Apart from the developed network between the Faculty and European research institutions, it also characterizes by a well-established and long-lasting tradition scholarly cooperation with scholars from Ukraine, Belarus and Russia and as such, the Faculty should be able to serve as facilitator of further contacts between the members of the project and scholars from these countries, providing thus an opportunity for further strengthening relations between the EU and non-EU scholars, exchange of ideas, and integration of research infrastructures.
The Faculty has a good experience with the national media: the faculty members are often cited as experts by the leading newspapers (e.g. Gazeta Wyborcza and Rzeczpospolita) and weekly opinion magazines (e.g. Polityka) and are frequent visitors to radio and TV programmes aimed at popularizing research to wider audience (Polish Radio 2; TVP Kultura). Among the members of the faculty there is a group of people dedicated to organizing public events for teenagers through collaboration with Warsaw high schools (special classes organized on a regular basis) and with National Fund for Children (Krajowy Fundusz na rzecz Dzieci; winter school on early modem culture organized since 2016 in Luslawice). The Faculty members are also active users of social media: the Faculty, the liberal arts college, research units and projected based at the faculty use various websites (Facebook, Twitter, Instagram) to increase the audience for their research and translate it into a more popular form. They are also active bloggers, which is yet another channel for distributing the ideas and research results achieved at the Faculty.
Key Personnel
Michal Choptiany, Principal Investigator, Assistant Professor and Head of the Centre for the Study of the Reformation and Early Modern Intellectual Culture. He received PhD in Literary Studies from the Jagiellonian University in Cracow in 2013 and since that time he continues his research on late medieval and early modern chronological and calendrical controversies. His research interests include also Antitrinitarianism, Irenicism in early modern Poland-Lithuania, history of the book and reading in Central Europe and inter-confessional collaboration in the Republic of Letters. His publications include co-edited volumes of studies; editions of correspondence (J. Hevelius, Correspondence with Peter Crüger, Turnhout: Brepols, 2017, forthcoming), and articles and reviews in journals like History and Theory, Renaissance Quarterly, Odrodzenie i Reformacja w Polsce, Kwartalnik Historii Nauki i Techniki, Zapiski Historyczne.
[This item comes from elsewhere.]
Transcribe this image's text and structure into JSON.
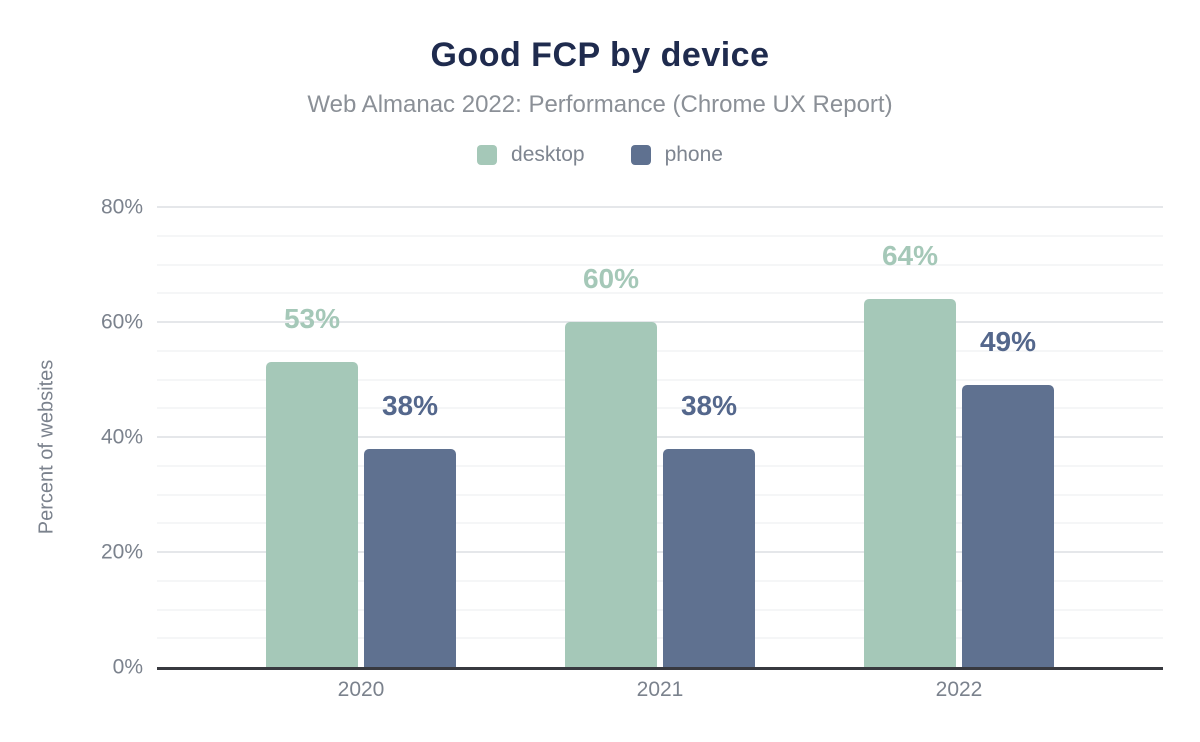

Relevant publications and/or other products and services
S. J. G. Burton, M. Choptiany, and P. Wilczek (eds.), Protestant Majorities and Minorities: Confessional Boundaries and Contested Identities, Göttingen: Vandenhoeck & Ruprecht, forthcoming
in 2017/18 (Refo500 Academic Series).
M. Choptiany and P. Wilczek (eds.) (2017), Antytrynitaryzm w Pierwszej Rzeczypospolitej. Zródla – konteksty – oddzialywanie, Warszawa: Wydawnictwa Uniwersytetu Warszawskiego, in print (Kultura I Rzeczypospolitej w Dialogu z Europa, vol. 10).
Wilczek P. (2016), Polonia Reformata. Essays on the Polish Reformation(s), Göttingen: Vandenhoeck & Ruprecht.
P. Wilczek and S. J. G. Burton (eds.) The Brest Bible (1563): History, Language, Culture, Theology, in: Reformation and Renaissance Review, 17:1 (2015).